For each of your monitored applications, disable the Ignore do not track HTTP headers setting. This allows users to opt out if they don’t want to be tracked.

To disable the Ignore do not track HTTP headers setting for an application:

  1. Select Applications from the navigation menu.
  2. Select the application you want to configure.
  3. On the application page, click the […] Browse button and select Edit.
  4. Select the Advanced setup tab and scroll down to the Ignore do not track HTTP headers setting.
  5. Set the Ignore do not track HTTP headers switch to the Off position.

Log Analytics

RUM and Log Analytics may capture personal data in unplanned situations. For example, personal data may be included in a stack trace, crash dump, or error log. In such situations, personal data is collected solely to provide high-quality service and performance monitoring.
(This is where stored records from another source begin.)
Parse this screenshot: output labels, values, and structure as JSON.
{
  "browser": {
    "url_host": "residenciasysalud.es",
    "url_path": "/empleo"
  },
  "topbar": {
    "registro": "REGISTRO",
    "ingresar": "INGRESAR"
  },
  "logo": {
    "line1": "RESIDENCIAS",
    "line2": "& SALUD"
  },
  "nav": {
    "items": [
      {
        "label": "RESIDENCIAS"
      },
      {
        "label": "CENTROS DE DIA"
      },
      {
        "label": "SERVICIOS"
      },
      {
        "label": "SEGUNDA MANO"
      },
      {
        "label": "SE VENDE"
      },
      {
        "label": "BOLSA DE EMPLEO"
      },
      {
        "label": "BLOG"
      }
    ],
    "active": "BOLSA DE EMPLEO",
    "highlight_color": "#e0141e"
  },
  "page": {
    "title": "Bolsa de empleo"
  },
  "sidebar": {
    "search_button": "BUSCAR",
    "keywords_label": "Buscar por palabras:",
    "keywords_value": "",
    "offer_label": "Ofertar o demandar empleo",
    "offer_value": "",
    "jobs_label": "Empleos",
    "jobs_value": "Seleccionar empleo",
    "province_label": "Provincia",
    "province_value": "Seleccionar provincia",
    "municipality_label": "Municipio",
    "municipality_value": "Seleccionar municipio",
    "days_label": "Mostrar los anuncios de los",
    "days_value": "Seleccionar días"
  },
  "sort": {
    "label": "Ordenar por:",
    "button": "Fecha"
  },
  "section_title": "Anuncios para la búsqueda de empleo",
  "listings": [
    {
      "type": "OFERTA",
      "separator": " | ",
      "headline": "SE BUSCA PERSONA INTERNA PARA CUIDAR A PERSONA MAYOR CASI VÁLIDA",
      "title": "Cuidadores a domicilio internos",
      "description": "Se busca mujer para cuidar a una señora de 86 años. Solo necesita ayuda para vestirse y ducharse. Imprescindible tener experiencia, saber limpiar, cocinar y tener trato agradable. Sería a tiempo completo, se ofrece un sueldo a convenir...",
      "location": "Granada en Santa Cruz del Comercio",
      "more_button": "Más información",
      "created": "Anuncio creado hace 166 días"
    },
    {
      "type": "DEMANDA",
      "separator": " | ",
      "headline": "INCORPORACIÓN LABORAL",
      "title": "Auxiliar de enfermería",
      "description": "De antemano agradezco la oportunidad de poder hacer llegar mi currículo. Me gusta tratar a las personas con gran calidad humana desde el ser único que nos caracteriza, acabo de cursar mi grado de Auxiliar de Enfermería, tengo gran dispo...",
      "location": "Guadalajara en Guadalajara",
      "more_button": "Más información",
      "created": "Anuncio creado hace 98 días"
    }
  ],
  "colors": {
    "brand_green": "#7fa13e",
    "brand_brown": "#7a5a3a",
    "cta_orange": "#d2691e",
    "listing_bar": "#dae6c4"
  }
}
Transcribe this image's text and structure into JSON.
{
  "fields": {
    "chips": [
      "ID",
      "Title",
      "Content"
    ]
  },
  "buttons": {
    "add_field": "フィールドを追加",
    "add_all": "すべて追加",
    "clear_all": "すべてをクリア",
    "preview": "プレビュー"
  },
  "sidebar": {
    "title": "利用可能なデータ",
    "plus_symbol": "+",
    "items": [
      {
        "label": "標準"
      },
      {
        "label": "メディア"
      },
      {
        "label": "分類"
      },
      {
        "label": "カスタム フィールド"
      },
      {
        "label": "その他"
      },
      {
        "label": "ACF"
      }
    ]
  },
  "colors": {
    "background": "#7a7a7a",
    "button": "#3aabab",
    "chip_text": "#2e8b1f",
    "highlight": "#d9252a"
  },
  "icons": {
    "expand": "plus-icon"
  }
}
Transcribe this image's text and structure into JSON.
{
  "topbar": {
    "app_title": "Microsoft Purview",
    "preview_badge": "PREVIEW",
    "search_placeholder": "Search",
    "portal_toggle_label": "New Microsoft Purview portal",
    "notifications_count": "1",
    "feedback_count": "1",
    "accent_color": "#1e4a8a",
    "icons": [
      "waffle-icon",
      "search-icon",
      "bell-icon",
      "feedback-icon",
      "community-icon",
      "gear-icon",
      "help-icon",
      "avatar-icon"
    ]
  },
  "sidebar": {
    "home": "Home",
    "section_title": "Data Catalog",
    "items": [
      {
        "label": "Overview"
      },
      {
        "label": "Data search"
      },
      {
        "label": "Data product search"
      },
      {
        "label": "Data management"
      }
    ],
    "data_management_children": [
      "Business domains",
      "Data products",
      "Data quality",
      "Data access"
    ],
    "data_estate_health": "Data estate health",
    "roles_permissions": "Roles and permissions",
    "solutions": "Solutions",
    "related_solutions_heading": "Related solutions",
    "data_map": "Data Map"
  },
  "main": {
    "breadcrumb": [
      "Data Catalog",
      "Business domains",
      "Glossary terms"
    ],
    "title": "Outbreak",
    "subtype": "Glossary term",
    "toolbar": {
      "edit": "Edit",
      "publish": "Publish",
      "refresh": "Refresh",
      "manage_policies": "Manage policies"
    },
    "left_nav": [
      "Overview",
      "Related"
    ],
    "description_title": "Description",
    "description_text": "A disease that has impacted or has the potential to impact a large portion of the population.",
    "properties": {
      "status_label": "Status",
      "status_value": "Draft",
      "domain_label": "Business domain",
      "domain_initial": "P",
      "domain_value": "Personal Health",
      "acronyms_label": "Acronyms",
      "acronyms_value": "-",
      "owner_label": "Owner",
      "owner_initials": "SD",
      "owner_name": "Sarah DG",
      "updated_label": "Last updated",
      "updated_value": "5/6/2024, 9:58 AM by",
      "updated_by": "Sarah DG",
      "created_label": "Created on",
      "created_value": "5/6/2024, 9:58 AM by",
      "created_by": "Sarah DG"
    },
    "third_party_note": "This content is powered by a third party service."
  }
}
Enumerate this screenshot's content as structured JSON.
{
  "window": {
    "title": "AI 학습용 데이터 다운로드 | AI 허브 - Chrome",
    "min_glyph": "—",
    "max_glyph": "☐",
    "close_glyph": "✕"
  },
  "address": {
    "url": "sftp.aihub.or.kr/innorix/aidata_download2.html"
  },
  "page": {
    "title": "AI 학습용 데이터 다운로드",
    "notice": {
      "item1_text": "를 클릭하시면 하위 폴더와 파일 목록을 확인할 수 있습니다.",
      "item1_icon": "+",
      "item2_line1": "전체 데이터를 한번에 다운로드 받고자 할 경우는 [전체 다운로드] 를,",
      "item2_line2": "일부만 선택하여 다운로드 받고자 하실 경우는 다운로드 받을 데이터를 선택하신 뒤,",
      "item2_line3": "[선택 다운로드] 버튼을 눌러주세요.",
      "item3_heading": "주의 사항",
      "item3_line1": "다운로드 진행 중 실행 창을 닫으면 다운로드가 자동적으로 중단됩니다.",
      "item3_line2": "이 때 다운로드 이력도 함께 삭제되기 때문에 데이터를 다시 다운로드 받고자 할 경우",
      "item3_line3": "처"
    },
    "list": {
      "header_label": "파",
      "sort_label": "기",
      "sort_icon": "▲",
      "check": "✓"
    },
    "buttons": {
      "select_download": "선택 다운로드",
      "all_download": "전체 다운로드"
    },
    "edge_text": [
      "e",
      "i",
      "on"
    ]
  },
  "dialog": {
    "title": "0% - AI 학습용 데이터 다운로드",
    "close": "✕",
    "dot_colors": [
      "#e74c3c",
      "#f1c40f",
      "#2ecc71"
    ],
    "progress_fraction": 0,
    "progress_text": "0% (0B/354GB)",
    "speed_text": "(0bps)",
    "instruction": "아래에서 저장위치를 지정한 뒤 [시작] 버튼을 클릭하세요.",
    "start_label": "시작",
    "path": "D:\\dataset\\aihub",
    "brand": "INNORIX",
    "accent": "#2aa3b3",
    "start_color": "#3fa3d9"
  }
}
We use such data only in exceptional situations (for example, following crashes or to resolve support requests).

Unintended data collection

Through improper implementation or configuration, it’s possible that a web application may perform unintended data collection. It’s the responsibility of each organization to ensure that personal data is captured responsibly.

How Dynatrace provides GDPR compliance

Dynatrace products provide support for GDPR compliance in the following ways:

  • Right to be informed: Users may want to understand what data are collected about them. Dynatrace products have query functions that support this, and session results can be exported to formats such as JSON for analysis.
  • Right for erasure (also known as, the right to be forgotten): Users may want their data to be deleted. This feature isn’t currently available, but Dynatrace will provide it in an upcoming release. Meanwhile, session data has a relatively low retention period, and GDPR gives data processors 30 days to process each customer request.
    • For Dynatrace® SaaS, the data retention period is 35 days.
    • In AppMon, the data retention period can be set by customers to a maximum of 30 days.
  • Right to restrict processing: This is supported by the “do not track” browser option and the requirement that users accept RUM tracking before JavaScript is injected into their browsers to enable RUM.
  • Right to data portability: Users may want to change platforms and take their data with them. This isn’t relevant in Application Performance Monitoring (APM) because RUM sessions are the property of the data controller. Users have no need to export their click paths and import them into other web applications.
  • Right to rectification or objection: Users may want to change address information or fix incorrect information. This isn’t relevant in Application Performance Monitoring because RUM sessions are read-only transaction recordings. If, for example, a user’s name is spelled incorrectly, the error doesn’t need to be corrected because the data won’t be used for any other purpose in the future.
  • Data protection: GDPR specifically rules that state-of-the-art mechanisms be implemented to protect personal data.
    • Dynatrace SaaS deployments encrypt all customer data by default and therefore fulfill this requirement as a data processor.
    • For Dynatrace® Managed on-premises deployments and AppMon, the operators are responsible for using appropriate protection such as transparent hard-disk encryption.